De la asociación a la causalidad
Los estudios observacionales documentan lo que ocurre naturalmente en las poblaciones; los estudios intervencionistas manipulan una variable y miden el resultado. Esta distinción fundamental determina si podemos concluir 'A causa B' o solo 'A está asociado con B'. En la investigación del microbioma, esta distinción es crítica y frecuentemente ignorada.
Los estudios retrospectivos de caso-control identifican casos de enfermedad, seleccionan controles pareados y examinan retrospectivamente las exposiciones previas. Los estudios prospectivos de cohortes siguen grupos expuestos y no expuestos hacia adelante para observar resultados. Ambos pueden revelar asociaciones pero no pueden probar causalidad por la presencia de variables de confusión.
Tres mecanismos principales de confusión afectan a los estudios observacionales. La confusión ocurre cuando variables no medidas explican la asociación observada. La causalidad inversa ocurre cuando la enfermedad causa el cambio microbiano (no al revés).
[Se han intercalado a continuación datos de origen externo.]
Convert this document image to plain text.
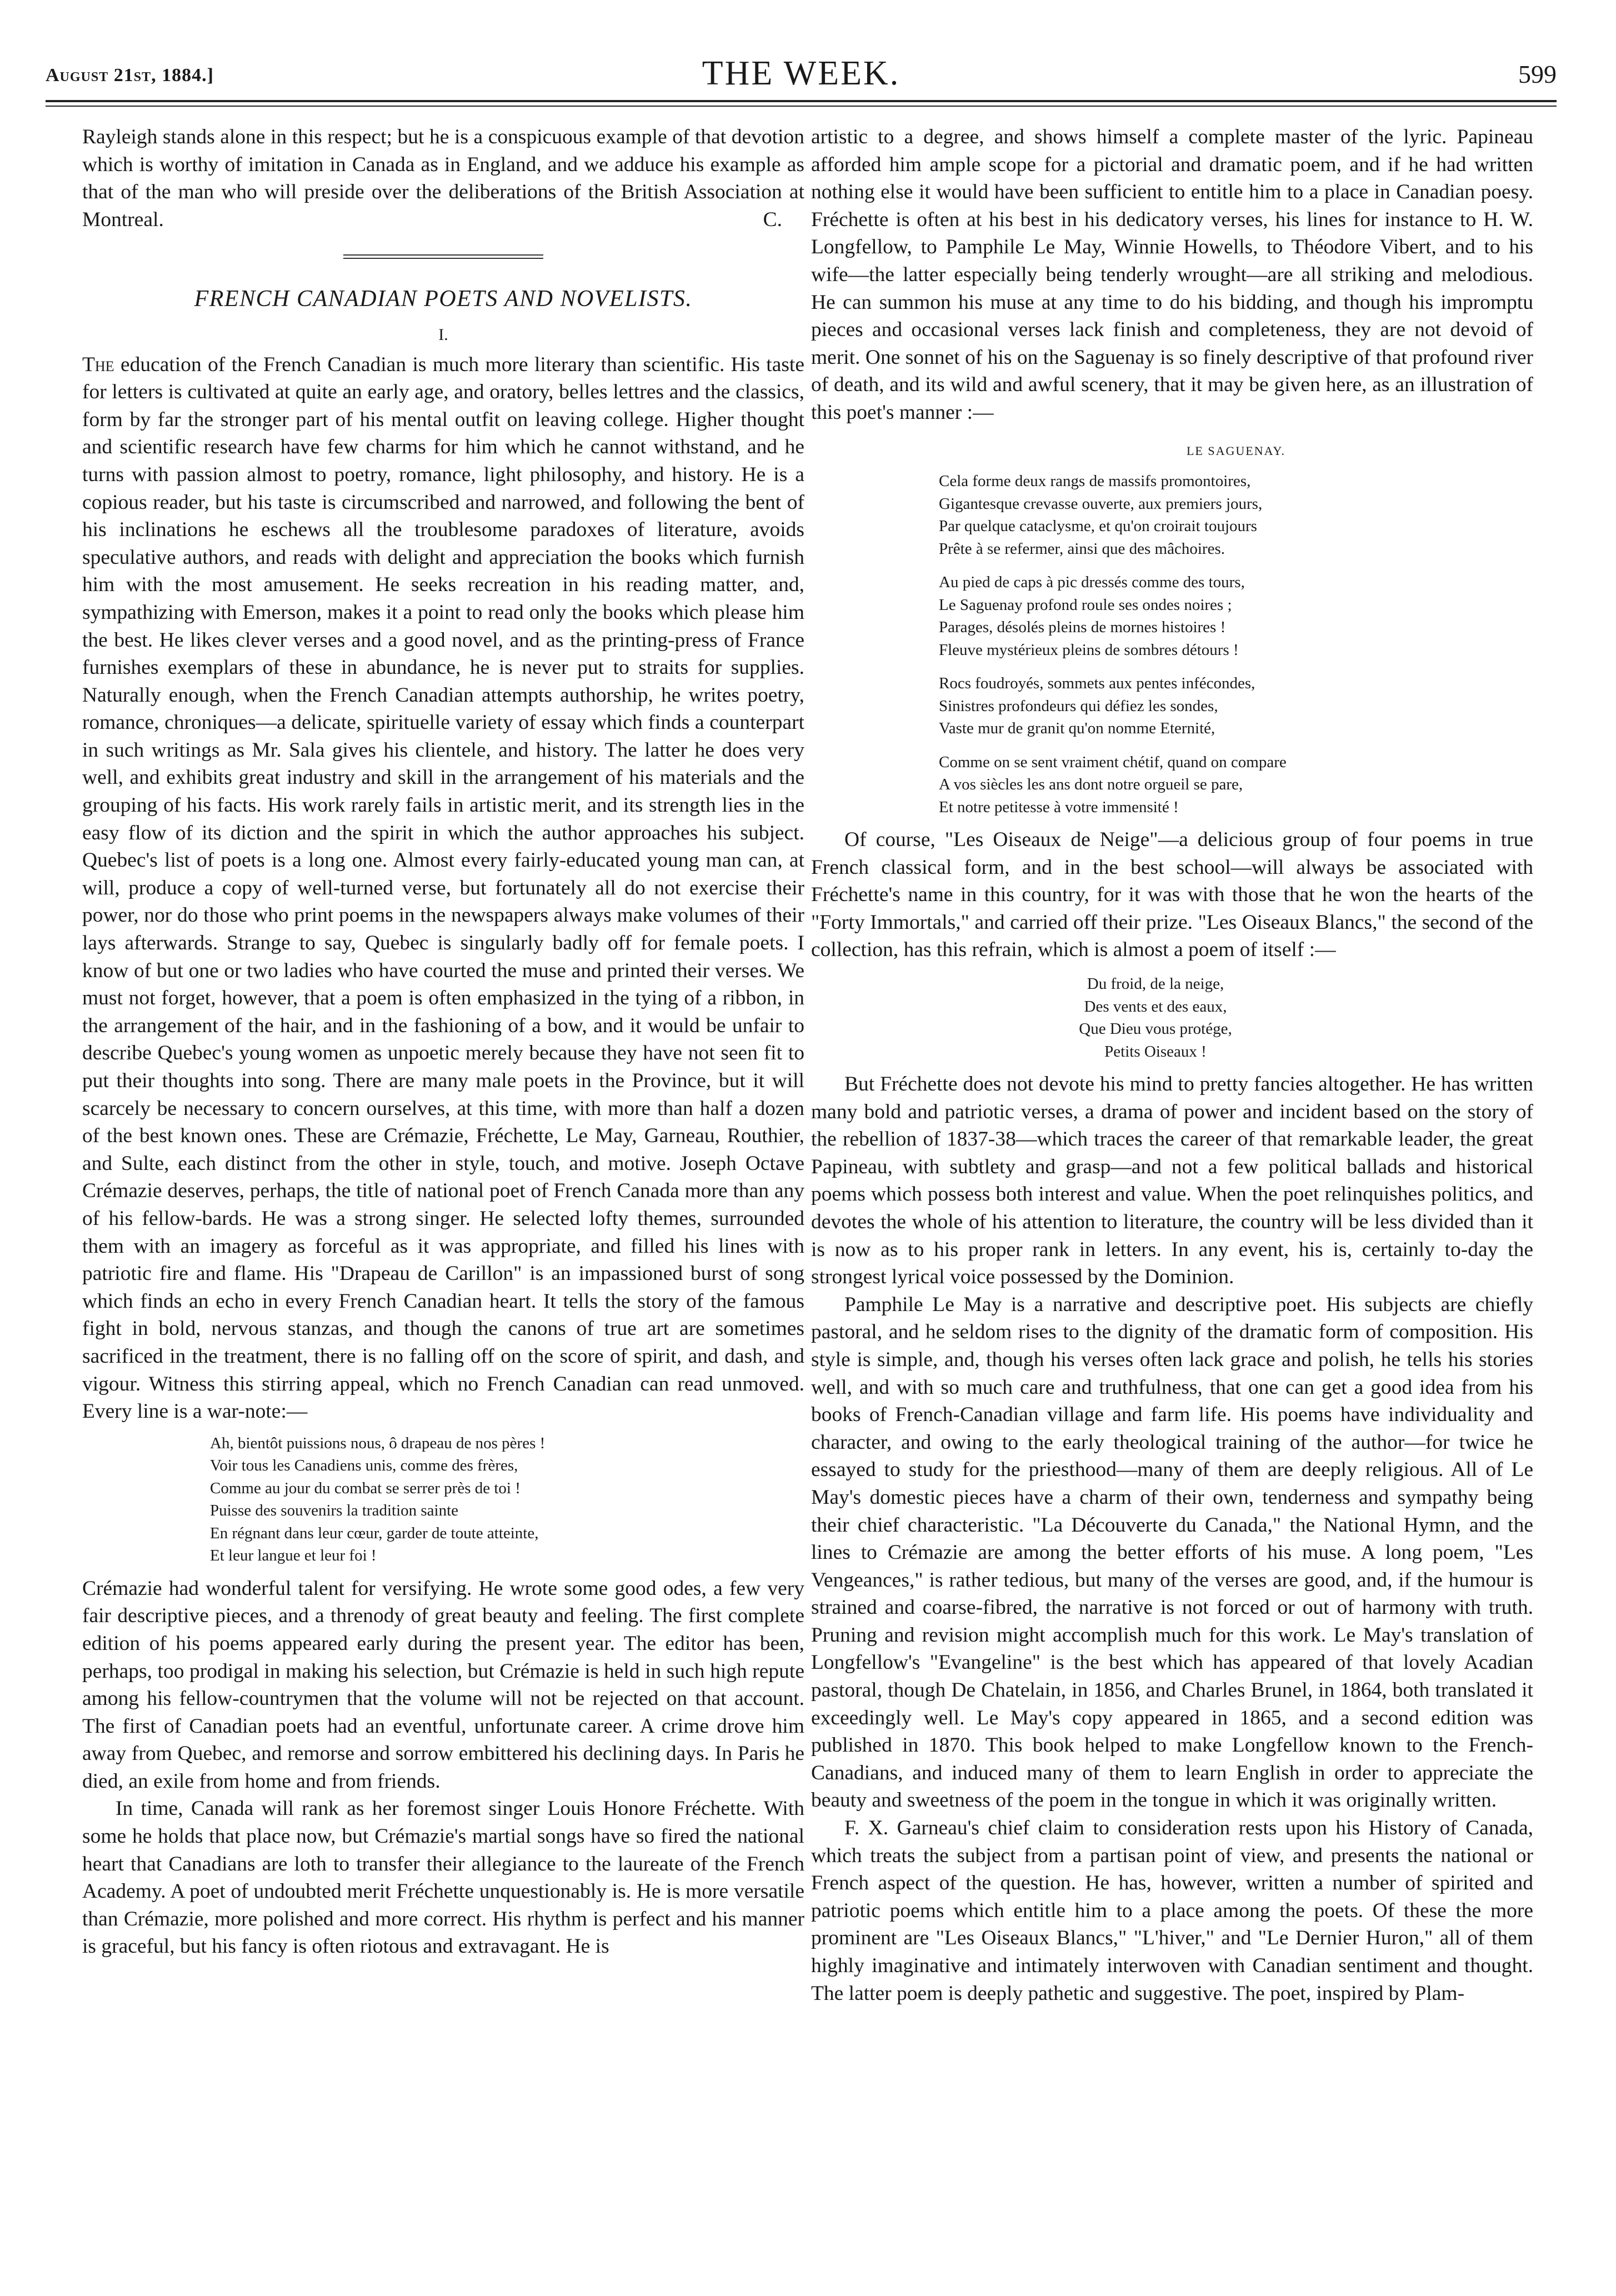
August 21st, 1884.]	THE WEEK.	599

Rayleigh stands alone in this respect; but he is a conspicuous example of that devotion which is worthy of imitation in Canada as in England, and we adduce his example as that of the man who will preside over the deliberations of the British Association at Montreal.	C.

FRENCH CANADIAN POETS AND NOVELISTS.
I.

The education of the French Canadian is much more literary than scientific. His taste for letters is cultivated at quite an early age, and oratory, belles lettres and the classics, form by far the stronger part of his mental outfit on leaving college. Higher thought and scientific research have few charms for him which he cannot withstand, and he turns with passion almost to poetry, romance, light philosophy, and history. He is a copious reader, but his taste is circumscribed and narrowed, and following the bent of his inclinations he eschews all the troublesome paradoxes of literature, avoids speculative authors, and reads with delight and appreciation the books which furnish him with the most amusement. He seeks recreation in his reading matter, and, sympathizing with Emerson, makes it a point to read only the books which please him the best. He likes clever verses and a good novel, and as the printing-press of France furnishes exemplars of these in abundance, he is never put to straits for supplies. Naturally enough, when the French Canadian attempts authorship, he writes poetry, romance, chroniques—a delicate, spirituelle variety of essay which finds a counterpart in such writings as Mr. Sala gives his clientele, and history. The latter he does very well, and exhibits great industry and skill in the arrangement of his materials and the grouping of his facts. His work rarely fails in artistic merit, and its strength lies in the easy flow of its diction and the spirit in which the author approaches his subject. Quebec's list of poets is a long one. Almost every fairly-educated young man can, at will, produce a copy of well-turned verse, but fortunately all do not exercise their power, nor do those who print poems in the newspapers always make volumes of their lays afterwards. Strange to say, Quebec is singularly badly off for female poets. I know of but one or two ladies who have courted the muse and printed their verses. We must not forget, however, that a poem is often emphasized in the tying of a ribbon, in the arrangement of the hair, and in the fashioning of a bow, and it would be unfair to describe Quebec's young women as unpoetic merely because they have not seen fit to put their thoughts into song. There are many male poets in the Province, but it will scarcely be necessary to concern ourselves, at this time, with more than half a dozen of the best known ones. These are Crémazie, Fréchette, Le May, Garneau, Routhier, and Sulte, each distinct from the other in style, touch, and motive. Joseph Octave Crémazie deserves, perhaps, the title of national poet of French Canada more than any of his fellow-bards. He was a strong singer. He selected lofty themes, surrounded them with an imagery as forceful as it was appropriate, and filled his lines with patriotic fire and flame. His "Drapeau de Carillon" is an impassioned burst of song which finds an echo in every French Canadian heart. It tells the story of the famous fight in bold, nervous stanzas, and though the canons of true art are sometimes sacrificed in the treatment, there is no falling off on the score of spirit, and dash, and vigour. Witness this stirring appeal, which no French Canadian can read unmoved. Every line is a war-note:—

Ah, bientôt puissions nous, ô drapeau de nos pères !
Voir tous les Canadiens unis, comme des frères,
Comme au jour du combat se serrer près de toi !
Puisse des souvenirs la tradition sainte
En régnant dans leur cœur, garder de toute atteinte,
Et leur langue et leur foi !

Crémazie had wonderful talent for versifying. He wrote some good odes, a few very fair descriptive pieces, and a threnody of great beauty and feeling. The first complete edition of his poems appeared early during the present year. The editor has been, perhaps, too prodigal in making his selection, but Crémazie is held in such high repute among his fellow-countrymen that the volume will not be rejected on that account. The first of Canadian poets had an eventful, unfortunate career. A crime drove him away from Quebec, and remorse and sorrow embittered his declining days. In Paris he died, an exile from home and from friends.

In time, Canada will rank as her foremost singer Louis Honore Fréchette. With some he holds that place now, but Crémazie's martial songs have so fired the national heart that Canadians are loth to transfer their allegiance to the laureate of the French Academy. A poet of undoubted merit Fréchette unquestionably is. He is more versatile than Crémazie, more polished and more correct. His rhythm is perfect and his manner is graceful, but his fancy is often riotous and extravagant. He is

artistic to a degree, and shows himself a complete master of the lyric. Papineau afforded him ample scope for a pictorial and dramatic poem, and if he had written nothing else it would have been sufficient to entitle him to a place in Canadian poesy. Fréchette is often at his best in his dedicatory verses, his lines for instance to H. W. Longfellow, to Pamphile Le May, Winnie Howells, to Théodore Vibert, and to his wife—the latter especially being tenderly wrought—are all striking and melodious. He can summon his muse at any time to do his bidding, and though his impromptu pieces and occasional verses lack finish and completeness, they are not devoid of merit. One sonnet of his on the Saguenay is so finely descriptive of that profound river of death, and its wild and awful scenery, that it may be given here, as an illustration of this poet's manner :—

LE SAGUENAY.
Cela forme deux rangs de massifs promontoires,
Gigantesque crevasse ouverte, aux premiers jours,
Par quelque cataclysme, et qu'on croirait toujours
Prête à se refermer, ainsi que des mâchoires.
Au pied de caps à pic dressés comme des tours,
Le Saguenay profond roule ses ondes noires ;
Parages, désolés pleins de mornes histoires !
Fleuve mystérieux pleins de sombres détours !
Rocs foudroyés, sommets aux pentes infécondes,
Sinistres profondeurs qui défiez les sondes,
Vaste mur de granit qu'on nomme Eternité,
Comme on se sent vraiment chétif, quand on compare
A vos siècles les ans dont notre orgueil se pare,
Et notre petitesse à votre immensité !

Of course, "Les Oiseaux de Neige"—a delicious group of four poems in true French classical form, and in the best school—will always be associated with Fréchette's name in this country, for it was with those that he won the hearts of the "Forty Immortals," and carried off their prize. "Les Oiseaux Blancs," the second of the collection, has this refrain, which is almost a poem of itself :—

Du froid, de la neige,
Des vents et des eaux,
Que Dieu vous protége,
Petits Oiseaux !

But Fréchette does not devote his mind to pretty fancies altogether. He has written many bold and patriotic verses, a drama of power and incident based on the story of the rebellion of 1837-38—which traces the career of that remarkable leader, the great Papineau, with subtlety and grasp—and not a few political ballads and historical poems which possess both interest and value. When the poet relinquishes politics, and devotes the whole of his attention to literature, the country will be less divided than it is now as to his proper rank in letters. In any event, his is, certainly to-day the strongest lyrical voice possessed by the Dominion.

Pamphile Le May is a narrative and descriptive poet. His subjects are chiefly pastoral, and he seldom rises to the dignity of the dramatic form of composition. His style is simple, and, though his verses often lack grace and polish, he tells his stories well, and with so much care and truthfulness, that one can get a good idea from his books of French-Canadian village and farm life. His poems have individuality and character, and owing to the early theological training of the author—for twice he essayed to study for the priesthood—many of them are deeply religious. All of Le May's domestic pieces have a charm of their own, tenderness and sympathy being their chief characteristic. "La Découverte du Canada," the National Hymn, and the lines to Crémazie are among the better efforts of his muse. A long poem, "Les Vengeances," is rather tedious, but many of the verses are good, and, if the humour is strained and coarse-fibred, the narrative is not forced or out of harmony with truth. Pruning and revision might accomplish much for this work. Le May's translation of Longfellow's "Evangeline" is the best which has appeared of that lovely Acadian pastoral, though De Chatelain, in 1856, and Charles Brunel, in 1864, both translated it exceedingly well. Le May's copy appeared in 1865, and a second edition was published in 1870. This book helped to make Longfellow known to the French-Canadians, and induced many of them to learn English in order to appreciate the beauty and sweetness of the poem in the tongue in which it was originally written.

F. X. Garneau's chief claim to consideration rests upon his History of Canada, which treats the subject from a partisan point of view, and presents the national or French aspect of the question. He has, however, written a number of spirited and patriotic poems which entitle him to a place among the poets. Of these the more prominent are "Les Oiseaux Blancs," "L'hiver," and "Le Dernier Huron," all of them highly imaginative and intimately interwoven with Canadian sentiment and thought. The latter poem is deeply pathetic and suggestive. The poet, inspired by Plam-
El sesgo de selección ocurre cuando los participantes del estudio difieren sistemáticamente de la población general.
Los criterios de Bradford Hill proporcionan un marco para evaluar si las asociaciones son causales. Estos incluyen: fuerza de la asociación (riesgo relativo alto), consistencia (replicado en diferentes estudios), especificidad, temporalidad (la causa precede al efecto), gradiente biológico (dosis-respuesta), plausibilidad biológica, coherencia con el conocimiento existente, evidencia experimental y analogía. Ningún criterio individual es suficiente; juntos fortalecen el argumento causal.